Monday, August 22, 2011

Sword of Avalon, by Diana Paxon

Sword of Avalon (Avalon #7)Sword of Avalon by Diana L. Paxson
My rating: 3 of 5 stars

In general, I like what Paxon has been doing with the Avalon series.  Ancestors of Avalon was an engaging read, Ravens of Avalon was visceral and moving, and in as much as Paxon's writing invariably weaves a thick spell transporting the reader through time and space, I didn't love this book as much as I have loved the past books.

While there were parts in which the writing was so vivid and compelling I forgot to breathe for entire pages, the themes common to all of the Avalon books sometimes seemed to be stronger forces than the characters or the conditions.  I love that Paxon took the time to write the story of the forging of Excalibur, but perhaps a little more time would have been called for?

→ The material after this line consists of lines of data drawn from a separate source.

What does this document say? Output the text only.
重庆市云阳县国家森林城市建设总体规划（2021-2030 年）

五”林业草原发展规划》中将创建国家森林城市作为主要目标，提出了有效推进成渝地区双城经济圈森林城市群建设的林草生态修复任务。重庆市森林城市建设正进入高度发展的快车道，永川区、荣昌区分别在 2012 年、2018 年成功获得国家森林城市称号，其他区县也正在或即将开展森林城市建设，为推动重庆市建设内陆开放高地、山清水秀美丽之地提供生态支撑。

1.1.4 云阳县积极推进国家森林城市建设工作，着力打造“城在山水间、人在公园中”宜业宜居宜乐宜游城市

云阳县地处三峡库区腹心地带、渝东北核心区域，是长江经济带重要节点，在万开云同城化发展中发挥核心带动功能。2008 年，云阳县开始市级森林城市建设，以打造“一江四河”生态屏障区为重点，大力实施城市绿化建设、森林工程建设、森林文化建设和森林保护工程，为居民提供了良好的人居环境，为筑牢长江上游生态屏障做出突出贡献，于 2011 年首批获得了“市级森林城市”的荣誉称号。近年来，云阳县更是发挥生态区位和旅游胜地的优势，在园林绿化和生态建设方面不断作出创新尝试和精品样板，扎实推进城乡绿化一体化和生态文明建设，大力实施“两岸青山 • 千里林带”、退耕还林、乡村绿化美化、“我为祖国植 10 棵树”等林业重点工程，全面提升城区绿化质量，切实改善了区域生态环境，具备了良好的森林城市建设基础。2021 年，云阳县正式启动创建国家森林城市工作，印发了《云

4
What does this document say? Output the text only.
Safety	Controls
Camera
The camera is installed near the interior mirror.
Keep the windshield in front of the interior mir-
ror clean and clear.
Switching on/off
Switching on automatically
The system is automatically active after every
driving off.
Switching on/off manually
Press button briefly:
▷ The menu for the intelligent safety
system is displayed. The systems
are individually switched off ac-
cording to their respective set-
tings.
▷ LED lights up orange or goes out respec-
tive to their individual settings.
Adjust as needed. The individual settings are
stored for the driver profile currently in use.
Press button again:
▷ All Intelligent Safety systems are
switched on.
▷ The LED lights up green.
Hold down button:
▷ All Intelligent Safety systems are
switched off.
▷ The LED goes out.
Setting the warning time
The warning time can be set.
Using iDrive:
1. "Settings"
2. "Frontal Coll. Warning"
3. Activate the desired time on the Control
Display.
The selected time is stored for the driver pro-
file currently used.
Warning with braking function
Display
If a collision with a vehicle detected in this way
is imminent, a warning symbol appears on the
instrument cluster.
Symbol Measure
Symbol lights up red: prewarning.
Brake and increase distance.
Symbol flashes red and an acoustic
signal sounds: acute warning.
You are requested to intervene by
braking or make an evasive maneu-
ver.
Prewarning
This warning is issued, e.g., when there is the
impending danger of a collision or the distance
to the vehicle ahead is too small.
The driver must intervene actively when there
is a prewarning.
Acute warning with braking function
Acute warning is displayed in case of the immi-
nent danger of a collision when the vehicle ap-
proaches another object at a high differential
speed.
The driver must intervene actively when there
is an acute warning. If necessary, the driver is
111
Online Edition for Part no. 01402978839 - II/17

Many of the trials and tribulations suffered by the hero seemed to have been created solely for the purpose of adding to the list of what Mikantor endured. While elevating his standing as the classic hero archetype, they did little to further the plot or to really illuminate his character. While consistent with the theme that each new trial was a new forging of his character, juxtaposed with the heavy smithing theme of the book, it often fell flat.

Similarly, parts of the story which seemed to offer a great deal of opportunity for deep character development were often written through in the matter of a paragraph while great detail was often devoted to banalities which neither added to the tale nor helped draw the reader further into it.

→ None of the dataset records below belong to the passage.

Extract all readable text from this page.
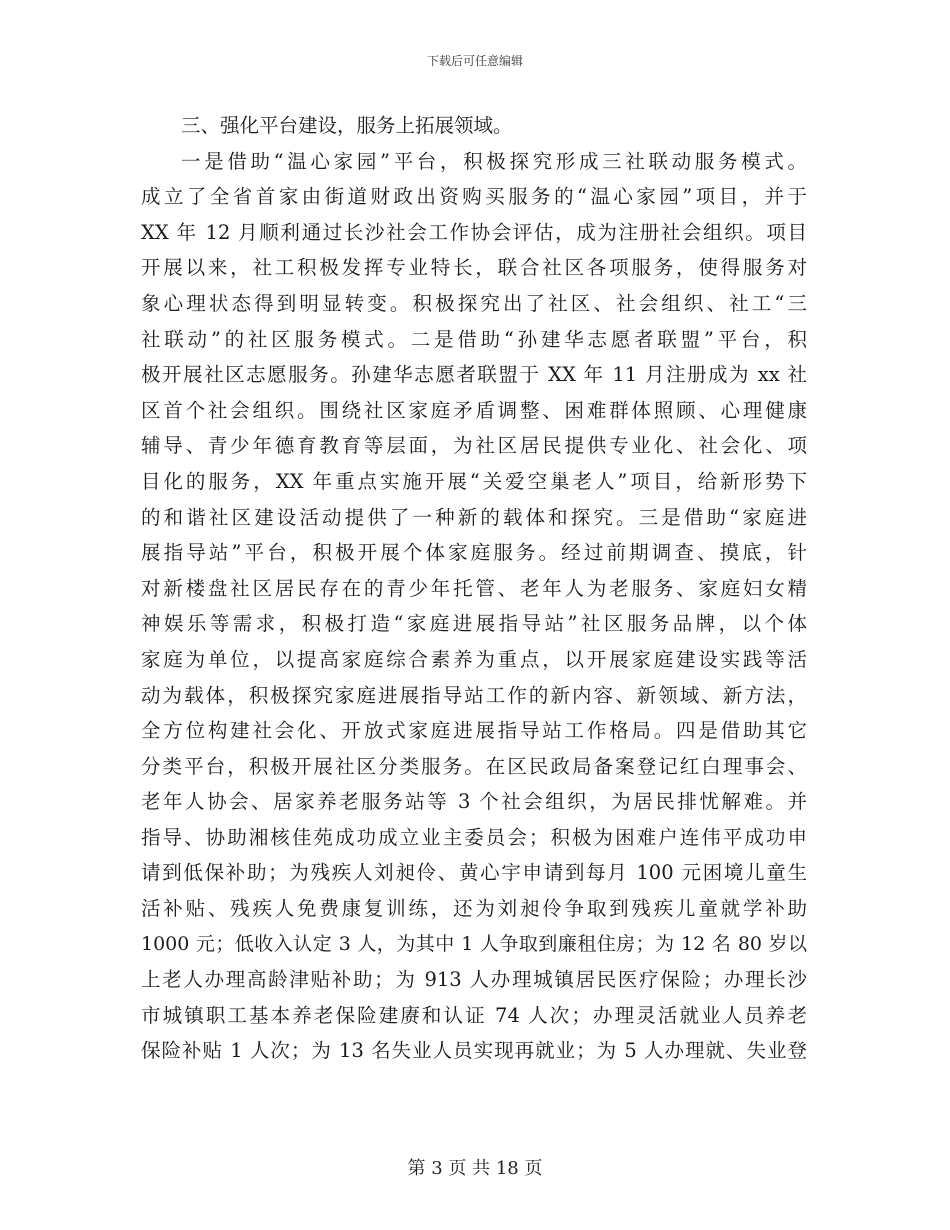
下载后可任意编辑
三、强化平台建设，服务上拓展领域。
一是借助“温心家园”平台，积极探究形成三社联动服务模式。
成立了全省首家由街道财政出资购买服务的“温心家园”项目，并于
XX 年 12 月顺利通过长沙社会工作协会评估，成为注册社会组织。项目
开展以来，社工积极发挥专业特长，联合社区各项服务，使得服务对
象心理状态得到明显转变。积极探究出了社区、社会组织、社工“三
社联动”的社区服务模式。二是借助“孙建华志愿者联盟”平台，积
极开展社区志愿服务。孙建华志愿者联盟于 XX 年 11 月注册成为 xx 社
区首个社会组织。围绕社区家庭矛盾调整、困难群体照顾、心理健康
辅导、青少年德育教育等层面，为社区居民提供专业化、社会化、项
目化的服务，XX 年重点实施开展“关爱空巢老人”项目，给新形势下
的和谐社区建设活动提供了一种新的载体和探究。三是借助“家庭进
展指导站”平台，积极开展个体家庭服务。经过前期调查、摸底，针
对新楼盘社区居民存在的青少年托管、老年人为老服务、家庭妇女精
神娱乐等需求，积极打造“家庭进展指导站”社区服务品牌，以个体
家庭为单位，以提高家庭综合素养为重点，以开展家庭建设实践等活
动为载体，积极探究家庭进展指导站工作的新内容、新领域、新方法，
全方位构建社会化、开放式家庭进展指导站工作格局。四是借助其它
分类平台，积极开展社区分类服务。在区民政局备案登记红白理事会、
老年人协会、居家养老服务站等 3 个社会组织，为居民排忧解难。并
指导、协助湘核佳苑成功成立业主委员会；积极为困难户连伟平成功申
请到低保补助；为残疾人刘昶伶、黄心宇申请到每月 100 元困境儿童生
活补贴、残疾人免费康复训练，还为刘昶伶争取到残疾儿童就学补助
1000 元；低收入认定 3 人，为其中 1 人争取到廉租住房；为 12 名 80 岁以
上老人办理高龄津贴补助；为 913 人办理城镇居民医疗保险；办理长沙
市城镇职工基本养老保险建赓和认证 74 人次；办理灵活就业人员养老
保险补贴 1 人次；为 13 名失业人员实现再就业；为 5 人办理就、失业登
第 3 页 共 18 页
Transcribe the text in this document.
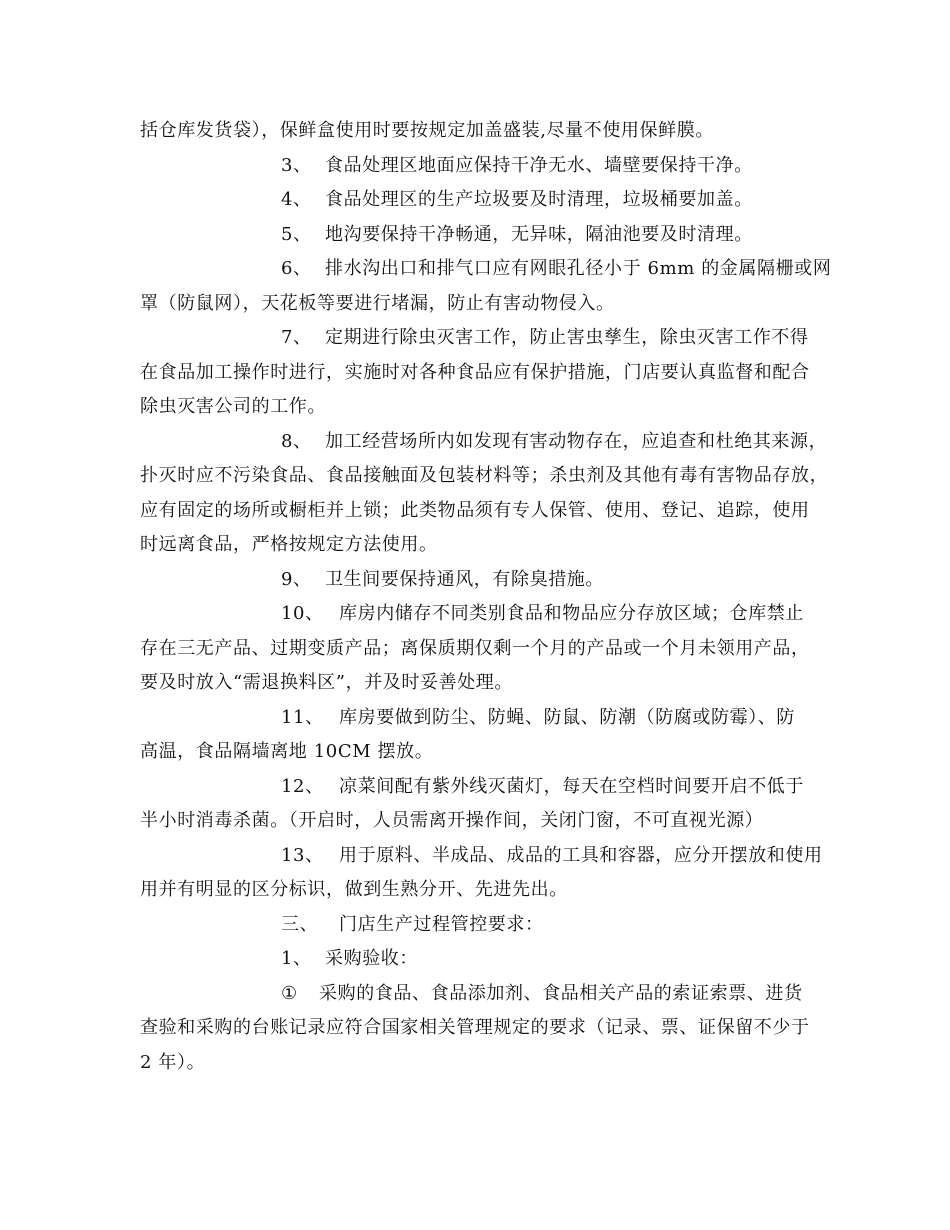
括仓库发货袋），保鲜盒使用时要按规定加盖盛装,尽量不使用保鲜膜。
3、 食品处理区地面应保持干净无水、墙壁要保持干净。
4、 食品处理区的生产垃圾要及时清理，垃圾桶要加盖。
5、 地沟要保持干净畅通，无异味，隔油池要及时清理。
6、 排水沟出口和排气口应有网眼孔径小于 6mm 的金属隔栅或网
罩（防鼠网），天花板等要进行堵漏，防止有害动物侵入。
7、 定期进行除虫灭害工作，防止害虫孳生，除虫灭害工作不得
在食品加工操作时进行，实施时对各种食品应有保护措施，门店要认真监督和配合
除虫灭害公司的工作。
8、 加工经营场所内如发现有害动物存在，应追查和杜绝其来源，
扑灭时应不污染食品、食品接触面及包装材料等；杀虫剂及其他有毒有害物品存放，
应有固定的场所或橱柜并上锁；此类物品须有专人保管、使用、登记、追踪，使用
时远离食品，严格按规定方法使用。
9、 卫生间要保持通风，有除臭措施。
10、 库房内储存不同类别食品和物品应分存放区域；仓库禁止
存在三无产品、过期变质产品；离保质期仅剩一个月的产品或一个月未领用产品，
要及时放入“需退换料区”，并及时妥善处理。
11、 库房要做到防尘、防蝇、防鼠、防潮（防腐或防霉）、防
高温，食品隔墙离地 10CM 摆放。
12、 凉菜间配有紫外线灭菌灯，每天在空档时间要开启不低于
半小时消毒杀菌。（开启时，人员需离开操作间，关闭门窗，不可直视光源）
13、 用于原料、半成品、成品的工具和容器，应分开摆放和使用
用并有明显的区分标识，做到生熟分开、先进先出。
三、 门店生产过程管控要求：
1、 采购验收：
① 采购的食品、食品添加剂、食品相关产品的索证索票、进货
查验和采购的台账记录应符合国家相关管理规定的要求（记录、票、证保留不少于
2 年）。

As a fan of this series, of Bradley's, and of Paxon's, I feel as though this book must have been rushed to print before it was ready.  I would make an allusion to the forging of iron, but alas, at this point, I am tired of them.

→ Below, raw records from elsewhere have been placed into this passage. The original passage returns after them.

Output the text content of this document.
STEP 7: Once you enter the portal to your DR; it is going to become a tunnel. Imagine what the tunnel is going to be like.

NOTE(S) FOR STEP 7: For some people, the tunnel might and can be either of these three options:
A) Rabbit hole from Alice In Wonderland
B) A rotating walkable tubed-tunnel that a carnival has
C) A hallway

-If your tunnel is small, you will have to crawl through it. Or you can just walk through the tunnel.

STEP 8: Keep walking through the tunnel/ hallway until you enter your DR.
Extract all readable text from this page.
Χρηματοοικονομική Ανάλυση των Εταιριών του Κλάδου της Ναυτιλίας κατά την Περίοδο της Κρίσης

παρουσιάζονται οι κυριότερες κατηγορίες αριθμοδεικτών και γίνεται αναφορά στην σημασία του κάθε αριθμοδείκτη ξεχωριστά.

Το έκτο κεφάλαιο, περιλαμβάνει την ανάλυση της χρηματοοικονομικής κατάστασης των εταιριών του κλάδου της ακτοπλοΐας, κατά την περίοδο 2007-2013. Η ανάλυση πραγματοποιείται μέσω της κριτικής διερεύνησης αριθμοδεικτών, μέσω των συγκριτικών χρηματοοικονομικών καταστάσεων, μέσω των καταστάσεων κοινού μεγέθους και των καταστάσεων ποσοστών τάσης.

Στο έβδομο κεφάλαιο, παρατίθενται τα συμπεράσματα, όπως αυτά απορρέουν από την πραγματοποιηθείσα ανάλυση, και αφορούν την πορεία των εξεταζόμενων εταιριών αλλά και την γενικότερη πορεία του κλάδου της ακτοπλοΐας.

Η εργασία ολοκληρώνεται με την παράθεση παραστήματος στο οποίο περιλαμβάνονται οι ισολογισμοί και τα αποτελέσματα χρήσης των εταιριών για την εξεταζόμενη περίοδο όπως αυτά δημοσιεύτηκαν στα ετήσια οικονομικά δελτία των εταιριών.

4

The imagery is powerful, and the feminist themes are still strong, both of which are hallmarks of the series. However, I feel this book could have been so much more, and at times, I was also disappointed with the shoddy editing.

Of course I'd recommend it to anyone who enjoys the series, and I appreciate that one can read each of the books in the Avalon series independently, but it is not the brightest star in that constellation.  That said, it is well worth reading for the smithing scenes alone.